Favel is one of the plaintiffs of a recently filed class action lawsuit against the provincial and federal governments who refuse to recognize the school as a residential school.

MN-S Vice President speaks on lawsuit

Metis Nation-Saskatchewan president Michelle LeClair who holds the Ile a la Crosse boarding school file for the Provincial Metis Council addressed the gathering.

(MN-S Vice President Michelle LeClair speaks at an Ile a la Crosse boarding school survivors gathering.  Photo by Joel Willick)

LeClair spoke on conversations she has had with governments on getting the school recognized and how this has to be done quickly.

“We are seeing so many survivors passing away and it’s getting late in the game. It is something that is urgent and it has to happen,” said LeClair.

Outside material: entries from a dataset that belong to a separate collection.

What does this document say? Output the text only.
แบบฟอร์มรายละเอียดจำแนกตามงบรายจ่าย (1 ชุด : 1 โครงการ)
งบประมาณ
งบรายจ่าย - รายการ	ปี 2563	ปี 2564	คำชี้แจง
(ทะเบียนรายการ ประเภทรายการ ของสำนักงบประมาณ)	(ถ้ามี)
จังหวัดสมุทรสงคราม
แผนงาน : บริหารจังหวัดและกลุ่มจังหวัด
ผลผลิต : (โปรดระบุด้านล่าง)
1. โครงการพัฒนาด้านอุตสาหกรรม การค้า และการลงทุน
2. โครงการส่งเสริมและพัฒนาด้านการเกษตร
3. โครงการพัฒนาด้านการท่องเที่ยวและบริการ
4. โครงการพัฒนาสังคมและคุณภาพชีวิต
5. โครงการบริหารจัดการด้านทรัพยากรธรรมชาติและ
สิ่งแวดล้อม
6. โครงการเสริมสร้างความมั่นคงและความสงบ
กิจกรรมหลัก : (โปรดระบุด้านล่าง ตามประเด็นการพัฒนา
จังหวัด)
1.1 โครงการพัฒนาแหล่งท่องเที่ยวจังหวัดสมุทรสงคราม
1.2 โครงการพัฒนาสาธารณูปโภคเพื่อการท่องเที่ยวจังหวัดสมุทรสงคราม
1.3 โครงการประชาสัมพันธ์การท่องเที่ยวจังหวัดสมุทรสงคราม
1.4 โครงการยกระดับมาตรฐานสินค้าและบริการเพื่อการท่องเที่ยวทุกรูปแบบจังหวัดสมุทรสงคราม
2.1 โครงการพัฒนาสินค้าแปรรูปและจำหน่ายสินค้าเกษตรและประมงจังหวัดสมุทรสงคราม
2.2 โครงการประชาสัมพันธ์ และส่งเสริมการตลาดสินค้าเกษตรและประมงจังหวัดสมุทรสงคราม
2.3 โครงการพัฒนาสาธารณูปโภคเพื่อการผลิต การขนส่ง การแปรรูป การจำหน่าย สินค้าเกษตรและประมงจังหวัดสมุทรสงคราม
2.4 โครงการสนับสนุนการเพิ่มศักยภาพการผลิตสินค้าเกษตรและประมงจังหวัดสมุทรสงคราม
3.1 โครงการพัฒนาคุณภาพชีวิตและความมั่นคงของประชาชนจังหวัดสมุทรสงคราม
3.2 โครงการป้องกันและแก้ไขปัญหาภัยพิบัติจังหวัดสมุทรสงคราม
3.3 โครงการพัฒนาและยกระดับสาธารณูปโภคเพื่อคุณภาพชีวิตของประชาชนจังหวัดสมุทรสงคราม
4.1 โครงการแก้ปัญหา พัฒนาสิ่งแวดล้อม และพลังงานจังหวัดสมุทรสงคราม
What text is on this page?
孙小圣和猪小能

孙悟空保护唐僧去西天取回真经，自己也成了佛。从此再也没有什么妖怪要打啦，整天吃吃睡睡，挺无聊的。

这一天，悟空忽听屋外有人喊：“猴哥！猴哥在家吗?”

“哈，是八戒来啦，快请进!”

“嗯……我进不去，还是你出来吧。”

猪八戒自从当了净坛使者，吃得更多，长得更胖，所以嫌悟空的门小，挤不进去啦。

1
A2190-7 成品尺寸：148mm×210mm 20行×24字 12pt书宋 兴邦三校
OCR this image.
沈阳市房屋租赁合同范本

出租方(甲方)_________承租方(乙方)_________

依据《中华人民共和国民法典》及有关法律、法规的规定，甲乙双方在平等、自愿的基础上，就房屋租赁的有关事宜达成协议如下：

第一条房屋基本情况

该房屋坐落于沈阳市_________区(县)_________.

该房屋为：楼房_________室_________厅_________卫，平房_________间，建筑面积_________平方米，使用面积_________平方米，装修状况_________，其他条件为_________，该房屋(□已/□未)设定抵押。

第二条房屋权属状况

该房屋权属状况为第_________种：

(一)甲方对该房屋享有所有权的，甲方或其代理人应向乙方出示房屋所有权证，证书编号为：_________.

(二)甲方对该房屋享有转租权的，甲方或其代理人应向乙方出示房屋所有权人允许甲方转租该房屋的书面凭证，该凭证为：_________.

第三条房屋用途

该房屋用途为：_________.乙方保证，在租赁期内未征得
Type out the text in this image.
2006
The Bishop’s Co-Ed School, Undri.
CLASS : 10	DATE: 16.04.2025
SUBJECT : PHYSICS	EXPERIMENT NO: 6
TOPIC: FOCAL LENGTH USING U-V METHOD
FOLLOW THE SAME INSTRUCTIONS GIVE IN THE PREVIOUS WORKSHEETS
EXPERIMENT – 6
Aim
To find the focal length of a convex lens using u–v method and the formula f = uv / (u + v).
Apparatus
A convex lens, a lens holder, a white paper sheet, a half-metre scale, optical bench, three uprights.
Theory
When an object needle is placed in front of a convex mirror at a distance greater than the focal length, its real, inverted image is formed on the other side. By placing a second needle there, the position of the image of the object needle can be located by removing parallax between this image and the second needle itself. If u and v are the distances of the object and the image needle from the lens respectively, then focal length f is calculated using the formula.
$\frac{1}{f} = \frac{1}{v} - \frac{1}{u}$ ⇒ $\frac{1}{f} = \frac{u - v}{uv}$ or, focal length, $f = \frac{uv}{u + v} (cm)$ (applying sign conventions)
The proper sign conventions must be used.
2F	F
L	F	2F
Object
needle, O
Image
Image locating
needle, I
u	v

The MN-S Vice President also says the lawsuit goes beyond getting a settlement.

“The first thing isn’t compensation – it is acknowledgment and recognition and that people’s stories are heard that haven’t been heard.”

A lawsuit on behalf of survivors was originally launched in 2005, but it has been said that lawsuit stagnated, so a new lawsuit was launched this year.

During her address, LeClair didn’t speak highly of the original law firm who filed the 2005 lawsuit. She says the lawsuit was filed, but never certified and the law firm did not help in mediation efforts.

“There have been opportunities that have been missed,” said LeClair. “We’ve wasted 15 years so let’s take this opportunity to come out of this conference with some real plans.”

A statement of defense by the provincial or federal governments have not yet been filed on the new lawsuit put forward earlier this year.